QEMU execution flow - adava/DECAF-Selective GitHub Wiki

In this page, we explain the high level ideas (explained in the Qemu page) by walking through the code. We start our explanation from the Qemu “main” function. The main execution loop of QEMU is in a function named cpu_exec. This function is called in a subtle way. The call trace to this function starts from pc_init_pci function for x86 architecture. This function itself is the init function for an abstraction object called QEMUMachine. After initialization, Qemu calls this function in the “main” through a machine->init call (line 3397, vl.c). Setting pc_init_pci as the init function of QEMUMachine happens even before calling QEMU “main” function. Qemu sets a constructor function that will be called automatically before loading the main module. This constructor calls register_module_init function to register QEMUMachine objects with their pc_init_pci function. Figure 3 shows the execution trace in the .init constructor of the main module. find_type finds the relevant abstraction struct, QEMUMachine in this case, and sets the function pointer.

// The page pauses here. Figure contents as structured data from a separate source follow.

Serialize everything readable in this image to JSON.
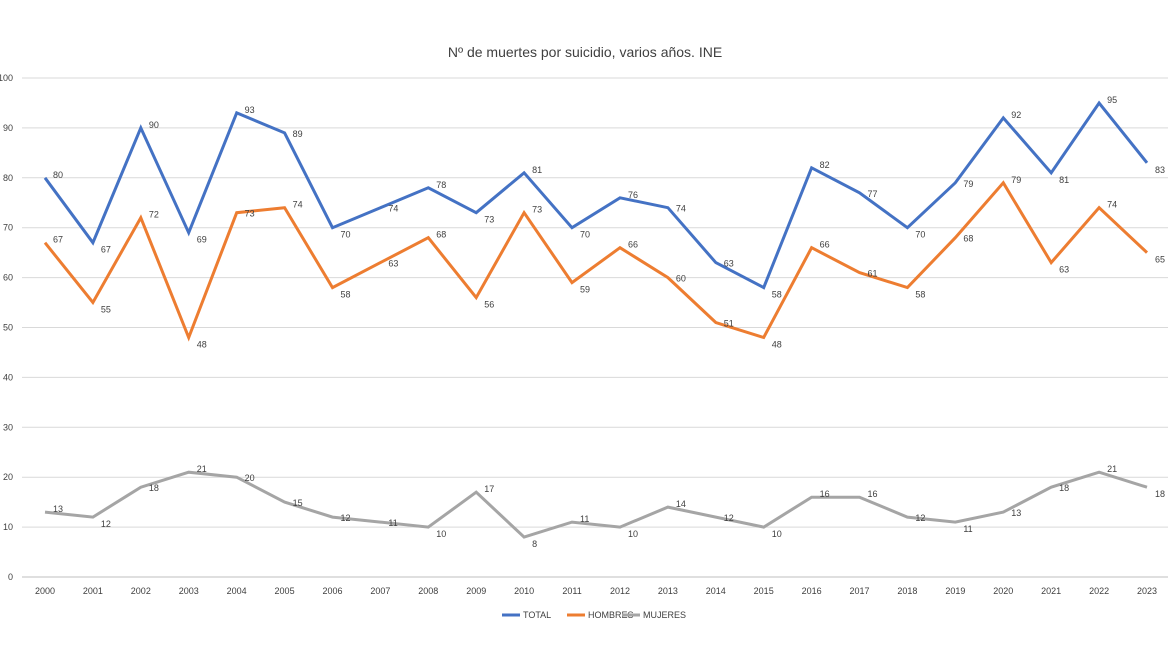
{
  "chart_data": {
    "type": "line",
    "title": "Nº de muertes por suicidio, varios años. INE",
    "xlabel": "",
    "ylabel": "",
    "ylim": [
      0,
      100
    ],
    "yticks": [
      "0",
      "10",
      "20",
      "30",
      "40",
      "50",
      "60",
      "70",
      "80",
      "90",
      "100"
    ],
    "categories": [
      "2000",
      "2001",
      "2002",
      "2003",
      "2004",
      "2005",
      "2006",
      "2007",
      "2008",
      "2009",
      "2010",
      "2011",
      "2012",
      "2013",
      "2014",
      "2015",
      "2016",
      "2017",
      "2018",
      "2019",
      "2020",
      "2021",
      "2022",
      "2023"
    ],
    "grid": true,
    "legend_position": "bottom",
    "series": [
      {
        "name": "TOTAL",
        "color": "#4472c4",
        "values": [
          80,
          67,
          90,
          69,
          93,
          89,
          70,
          74,
          78,
          73,
          81,
          70,
          76,
          74,
          63,
          58,
          82,
          77,
          70,
          79,
          92,
          81,
          95,
          83
        ]
      },
      {
        "name": "HOMBRES",
        "color": "#ed7d31",
        "values": [
          67,
          55,
          72,
          48,
          73,
          74,
          58,
          63,
          68,
          56,
          73,
          59,
          66,
          60,
          51,
          48,
          66,
          61,
          58,
          68,
          79,
          63,
          74,
          65
        ]
      },
      {
        "name": "MUJERES",
        "color": "#a5a5a5",
        "values": [
          13,
          12,
          18,
          21,
          20,
          15,
          12,
          11,
          10,
          17,
          8,
          11,
          10,
          14,
          12,
          10,
          16,
          16,
          12,
          11,
          13,
          18,
          21,
          18
        ]
      }
    ]
  }
}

The reason Qemu works as above is to be as platform neutral as possible. Many of the previous initialization is based on the configurations that happen at compile time even before executing Qemu.

Figure 3. .init execution

Main function

The “main” function initializes several parameters and prepares the Qemu environment for execution. The “main” function for the emulator exists in the vl.c file. The list of initialization actions is very large. We discuss four important initialization actions in this section. Figure 4 shows the state diagram for the four important initalizations. Through MODULE_INIT_MACHINE macro, QEMU calls the pc_machine_init function that registers the functions that will eventually lead to the execution of the QEMU main loop. Through configure_accelerator function, QEMU accomplishes several tasks. Some of these tasks are allocating tcg translation blocks, allocating code caches in form of an executable page and planting tcg_prologue function in memory. Further, QEMU calls cpu_exec_init_all function that, among others, initializes the mapped IO memories. Finally, QEMU calls the init function of the QEMUMachine object that is pc_init_pci function. The calls from this function leads to the execution of the main loop that executes through the whole life cycle of Qemu in a separate thread.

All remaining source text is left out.